Is ‘Single’s Inferno’ the Next ‘Squid Game’?


Last year was a phenomenal one for South Korean culture. Global TV provider Netflix had a global hit with the popular K-series, Squid Game (and to a lesser extent, My Name), and, as 2022 kicks off, Korean shows are still rising. The country’s latest hit is Single’s Inferno, a Korean dating TV show that is topping Netflix’s most-watched global shows list and local microblogging platform Weibo’s hot search.

What is it:

Single’s Inferno puts 12 attractive singles — six women and six men — on a tropical island nicknamed ‘The Inferno” for nine days. Much like the British dating show Love Island, contestants must get to know each other and, ultimately, find their ideal partner during the show. The contestants must scramble to secure romantic dates, and paired couples are gifted a night at a luxurious resort called “Paradise.”

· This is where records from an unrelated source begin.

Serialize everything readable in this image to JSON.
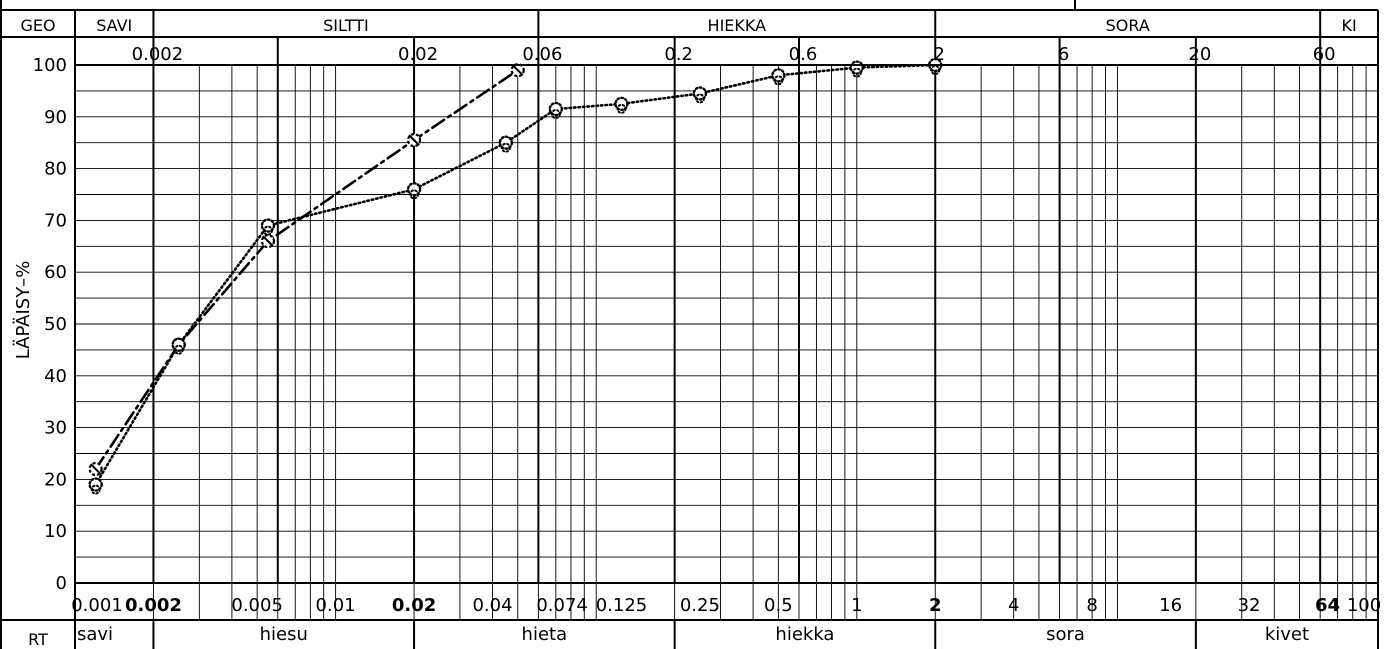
{
  "chart_data": {
    "type": "line",
    "ylabel": "LÄPÄISY–%",
    "x_scale": "log",
    "xlim": [
      0.001,
      100
    ],
    "ylim": [
      0,
      100
    ],
    "grid": true,
    "y_ticks": [
      0,
      10,
      20,
      30,
      40,
      50,
      60,
      70,
      80,
      90,
      100
    ],
    "top_ticks": [
      {
        "value": 0.002,
        "label": "0.002"
      },
      {
        "value": 0.02,
        "label": "0.02"
      },
      {
        "value": 0.06,
        "label": "0.06"
      },
      {
        "value": 0.2,
        "label": "0.2"
      },
      {
        "value": 0.6,
        "label": "0.6"
      },
      {
        "value": 2,
        "label": "2"
      },
      {
        "value": 6,
        "label": "6"
      },
      {
        "value": 20,
        "label": "20"
      },
      {
        "value": 60,
        "label": "60"
      }
    ],
    "bottom_ticks": [
      {
        "value": 0.001,
        "label": "0.001",
        "bold": false
      },
      {
        "value": 0.002,
        "label": "0.002",
        "bold": true
      },
      {
        "value": 0.005,
        "label": "0.005",
        "bold": false
      },
      {
        "value": 0.01,
        "label": "0.01",
        "bold": false
      },
      {
        "value": 0.02,
        "label": "0.02",
        "bold": true
      },
      {
        "value": 0.04,
        "label": "0.04",
        "bold": false
      },
      {
        "value": 0.074,
        "label": "0.074",
        "bold": false
      },
      {
        "value": 0.125,
        "label": "0.125",
        "bold": false
      },
      {
        "value": 0.25,
        "label": "0.25",
        "bold": false
      },
      {
        "value": 0.5,
        "label": "0.5",
        "bold": false
      },
      {
        "value": 1,
        "label": "1",
        "bold": false
      },
      {
        "value": 2,
        "label": "2",
        "bold": true
      },
      {
        "value": 4,
        "label": "4",
        "bold": false
      },
      {
        "value": 8,
        "label": "8",
        "bold": false
      },
      {
        "value": 16,
        "label": "16",
        "bold": false
      },
      {
        "value": 32,
        "label": "32",
        "bold": false
      },
      {
        "value": 64,
        "label": "64",
        "bold": true
      },
      {
        "value": 100,
        "label": "100",
        "bold": false
      }
    ],
    "geo_header": {
      "label": "GEO",
      "bands": [
        {
          "name": "SAVI",
          "from": 0.001,
          "to": 0.002
        },
        {
          "name": "SILTTI",
          "from": 0.002,
          "to": 0.06
        },
        {
          "name": "HIEKKA",
          "from": 0.06,
          "to": 2
        },
        {
          "name": "SORA",
          "from": 2,
          "to": 60
        },
        {
          "name": "KI",
          "from": 60,
          "to": 100
        }
      ]
    },
    "rt_footer": {
      "label": "RT",
      "bands": [
        {
          "name": "savi",
          "from": 0.001,
          "to": 0.002
        },
        {
          "name": "hiesu",
          "from": 0.002,
          "to": 0.02
        },
        {
          "name": "hieta",
          "from": 0.02,
          "to": 0.2
        },
        {
          "name": "hiekka",
          "from": 0.2,
          "to": 2
        },
        {
          "name": "sora",
          "from": 2,
          "to": 20
        },
        {
          "name": "kivet",
          "from": 20,
          "to": 100
        }
      ]
    },
    "series": [
      {
        "style": "dashdot",
        "x": [
          0.0012,
          0.0025,
          0.0055,
          0.02,
          0.05
        ],
        "y": [
          22,
          46,
          66,
          85.5,
          99
        ]
      },
      {
        "style": "dotted",
        "x": [
          0.0012,
          0.0025,
          0.0055,
          0.02,
          0.045,
          0.07,
          0.125,
          0.25,
          0.5,
          1,
          2
        ],
        "y": [
          19,
          46,
          69,
          76,
          85,
          91.5,
          92.5,
          94.5,
          98,
          99.5,
          100
        ]
      }
    ]
  }
}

Six men and six women try to find their matches on “The Inferno.” Photo: Netflix

Additionally, four Korean celebrity panelists watch and comment on the show like at-home TV spectators, adding a sense of fun and informality to the show.

Yet unlike the Western dating series, Single’s Inferno and its contestants are more conservative, steering clear of any explicit intimacy.

Why it matters:

Although China does not have access to Netflix, netizens are still finding ways of watching the Korean series. In fact, show-related content on the local microblogging site, Weibo, has amassed nearly one billion views, with several related topics trending on the social platform.

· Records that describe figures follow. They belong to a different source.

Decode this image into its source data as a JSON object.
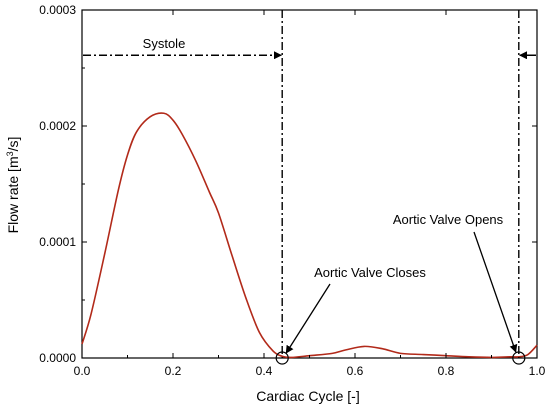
{
  "chart_data": {
    "type": "line",
    "xlabel": "Cardiac Cycle [-]",
    "ylabel_base": "Flow rate [m",
    "ylabel_sup": "3",
    "ylabel_end": "/s]",
    "xlim": [
      0.0,
      1.0
    ],
    "ylim": [
      0.0,
      0.0003
    ],
    "x_ticks": [
      0.0,
      0.2,
      0.4,
      0.6,
      0.8,
      1.0
    ],
    "x_tick_labels": [
      "0.0",
      "0.2",
      "0.4",
      "0.6",
      "0.8",
      "1.0"
    ],
    "y_ticks": [
      0.0,
      0.0001,
      0.0002,
      0.0003
    ],
    "y_tick_labels": [
      "0.0000",
      "0.0001",
      "0.0002",
      "0.0003"
    ],
    "grid": false,
    "series": [
      {
        "color": "#b22a1a",
        "x": [
          0.0,
          0.02,
          0.05,
          0.08,
          0.1,
          0.12,
          0.15,
          0.18,
          0.2,
          0.22,
          0.25,
          0.28,
          0.3,
          0.33,
          0.36,
          0.39,
          0.42,
          0.44,
          0.46,
          0.5,
          0.55,
          0.58,
          0.62,
          0.66,
          0.7,
          0.75,
          0.8,
          0.85,
          0.9,
          0.94,
          0.96,
          0.98,
          1.0
        ],
        "y": [
          1.2e-05,
          3.8e-05,
          9e-05,
          0.000145,
          0.000175,
          0.000195,
          0.000208,
          0.000211,
          0.000205,
          0.000193,
          0.00017,
          0.000143,
          0.000125,
          8.8e-05,
          5.2e-05,
          2.2e-05,
          6e-06,
          1.5e-06,
          5e-07,
          2e-06,
          4e-06,
          7e-06,
          1e-05,
          8e-06,
          4e-06,
          3e-06,
          2e-06,
          1e-06,
          5e-07,
          1e-06,
          1e-06,
          3e-06,
          1.1e-05
        ]
      }
    ],
    "markers": [
      {
        "x": 0.44,
        "y": 0.0
      },
      {
        "x": 0.96,
        "y": 0.0
      }
    ],
    "vlines": [
      0.44,
      0.96
    ],
    "systole_y": 0.000261,
    "annotations": {
      "systole": "Systole",
      "closes": "Aortic Valve Closes",
      "opens": "Aortic Valve Opens"
    }
  }
}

Given its popularity in China, some contestants, like Choi Si-hun and Kim Hyeon-Joong, registered accounts on Weibo. Meanwhile, the show’s most popular and fashionable character, Song Ji-a, launched an account on the local lifestyle platform, Xiaohongshu. The Korean beauty and fashion influencer sported several luxury brands like Chanel, Van Cleef & Arpels, and Prada on screen, which attracted attention from local netizens. From her “cat” make-up to her glamourous outfits, diet spring roll recipes, and easy-to-do fitness tips, her style has become the object of imitation and is trending on Xiaohongshu.

Song Ji-a, the show’s most popular contestant, was often seen wearing luxury apparel. Photo: Netflix

She is most likely to become the next global star after Jung Ho-Yeon from “Squid Game.” Her Instagram followers have grown from 500 thousand followers to 2.5 million. Meanwhile, her recently launched Xiaohongshu account has quickly garnered nearly 2 million followers.

What to watch:

This new reality TV trend, where watchers observe “real” singles building romantic relationships, has ushered in an important shift of social influence in China. Now, an “ordinary” person can become a mega-influencer, thanks to the success of a show.

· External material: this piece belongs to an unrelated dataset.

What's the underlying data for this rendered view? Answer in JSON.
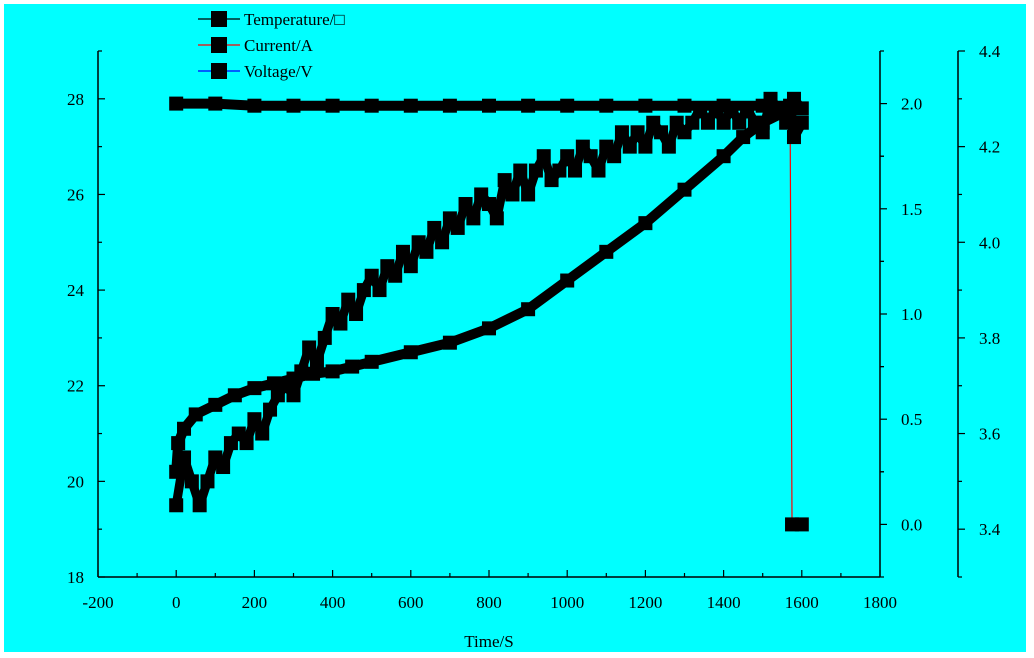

Monica Chen, a 23-year-old from Wenzhou, China, who loves watching Korean TV shows in her spare time, told Jing Daily that her favorite contestant was Song Ji-a. “Her personality, appearance, and fashion tastes are really attractive,” she said. “I have followed her on multiple social platforms.”

Chen Liang, the managing partner at éClair, explained to Jing Daily that not many normal people are as good-looking as celebrities. Therefore, this creates “a barrier for shoppers to see themselves in a certain product.” But this TV show’s rising popularity offers a gateway for brands to reach their end consumers through ordinary people, enabling the public to mirror themselves better with their fashion choices.

Why it works:

China’s addiction to dating shows is nothing new. Local dating TV shows like Heart Signal and Twinkle Love have been massively popular there, with the former releasing four seasons thus far.

As seen with its predecessors, the show doesn’t end with the final episode but moves on through contestants’ social media. Netizens are particularly intrigued to receive relationship updates from matched couples and even singles. Given that, brands should start casting their next new faces from there.

The Bottom line:

With young Chinese consumer interest shifting from drama to reality shows and celebrities to normal people, luxury brands would be wise to reflect this change. Ordinary faces will shoot to fame quickly on local screens, and brands must identify them and form collaborations promptly to benefit from the exposure. While hiring them to sponsor clothes is a beneficial way to collaborate, having normal people endorse a product line might not be the best option for luxury houses. It is harder to collect information about ordinary people as they are not publicly shared. And they offer little predictability compared to celebrities and could thrust unwanted controversies upon a brand.